While sections I and III normally refer to exclusions in cases of strict liability, since they would affect the causal link with the conduct of the processing agent, section II turns to the element of conduct, whether or not it violates the legislation. Under the provision, even if conduct related to data processing may cause damage to a data subject, if such conduct is not unlawful, if it is not contrary to the duties of the law, then the controller should not be held liable.
This concept reinforces and preserves the principle of liability of the agent, the encouragement of observance of good practices in the processing of personal data. In fact, it encourages processing agents to make an effort to conduct and implement good adaptation processes, to make decisions on the processing of personal data in a conscientious manner, to carry out accurate assessments of the risk of processing in relation to the data subject, since a demonstration of LGPD-compliant conduct, in addition to mitigating liability, may well exclude full liability, depending on the circumstances of the specific case.
It is worth emphasizing again that the strict liability of the processing agents would make them liable for damages caused to holders, regardless of any conduct contrary to the legislation. In other words, they could be held liable for occurrences of damage to the holders that do not result from any legal or regulatory provision regarding the parameters necessary for data processing. In this scenario, the question would be: if the conduct of the agent does not call for the application of liability, what is the reason for the adoption of good practices or investment in expensive adaptation measures?
It seems to us that the most appropriate interpretation of the liability established in the LGPD is that it would be based on fault (even if one could argue for civil liability with presumed fault).

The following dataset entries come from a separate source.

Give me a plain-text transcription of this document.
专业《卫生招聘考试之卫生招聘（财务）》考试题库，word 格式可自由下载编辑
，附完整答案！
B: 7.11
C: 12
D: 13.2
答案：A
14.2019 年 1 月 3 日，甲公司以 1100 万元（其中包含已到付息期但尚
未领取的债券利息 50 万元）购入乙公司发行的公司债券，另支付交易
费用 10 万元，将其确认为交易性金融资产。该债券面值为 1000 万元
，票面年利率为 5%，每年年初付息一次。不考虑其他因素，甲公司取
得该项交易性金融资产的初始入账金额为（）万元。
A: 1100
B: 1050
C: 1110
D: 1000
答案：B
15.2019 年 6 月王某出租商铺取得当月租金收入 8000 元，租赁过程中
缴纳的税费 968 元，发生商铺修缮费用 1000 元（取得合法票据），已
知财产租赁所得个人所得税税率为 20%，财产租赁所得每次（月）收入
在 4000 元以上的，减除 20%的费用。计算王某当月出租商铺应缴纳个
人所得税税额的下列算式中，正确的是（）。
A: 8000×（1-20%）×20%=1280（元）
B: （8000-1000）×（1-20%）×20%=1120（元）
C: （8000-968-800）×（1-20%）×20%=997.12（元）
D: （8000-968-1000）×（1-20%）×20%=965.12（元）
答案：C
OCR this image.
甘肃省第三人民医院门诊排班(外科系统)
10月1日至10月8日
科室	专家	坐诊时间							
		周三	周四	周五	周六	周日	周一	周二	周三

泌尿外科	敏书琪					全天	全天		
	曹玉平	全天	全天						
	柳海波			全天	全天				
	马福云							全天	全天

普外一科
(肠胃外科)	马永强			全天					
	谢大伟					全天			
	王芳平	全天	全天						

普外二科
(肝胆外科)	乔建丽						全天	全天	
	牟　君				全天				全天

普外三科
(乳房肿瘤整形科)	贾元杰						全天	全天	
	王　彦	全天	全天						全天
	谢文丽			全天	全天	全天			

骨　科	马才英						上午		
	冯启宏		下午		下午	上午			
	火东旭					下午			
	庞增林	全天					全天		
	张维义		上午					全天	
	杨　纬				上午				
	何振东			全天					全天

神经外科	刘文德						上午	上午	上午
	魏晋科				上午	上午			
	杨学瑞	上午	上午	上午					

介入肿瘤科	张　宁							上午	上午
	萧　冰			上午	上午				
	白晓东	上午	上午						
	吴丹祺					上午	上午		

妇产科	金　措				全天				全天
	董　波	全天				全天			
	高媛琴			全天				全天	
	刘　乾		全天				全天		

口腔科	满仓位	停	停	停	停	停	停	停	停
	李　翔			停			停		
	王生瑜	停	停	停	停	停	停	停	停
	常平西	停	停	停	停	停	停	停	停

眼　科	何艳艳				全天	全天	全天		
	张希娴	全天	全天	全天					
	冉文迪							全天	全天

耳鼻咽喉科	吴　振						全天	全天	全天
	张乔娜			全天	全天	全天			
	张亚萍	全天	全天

This interpretation also manifests itself as pointing to the best interest of the data subject himself, because the incentive for good practices - resulting from the focus on the wrongful conduct of the agent - results in greater protection for the data subject.
Thus, companies will be able to demonstrate in court the measures effectively taken to maintain compliance with the legislation and data protection regulations to guard against liability. If the processing agent proves adoption of the conduct expected under the LGPD, it cannot be held liable.
Future regulations of the ANPD (National Data Protection Authority) may work as an optimal parameter for reasonable efforts to be made by companies for each type of processing activity, by purpose and/or by sector of operation. Thus, not only will protection of the data of the data subjects be guaranteed, but so also will criteria for the conduct to be adopted by the processing agents, in line with the principle of accountability.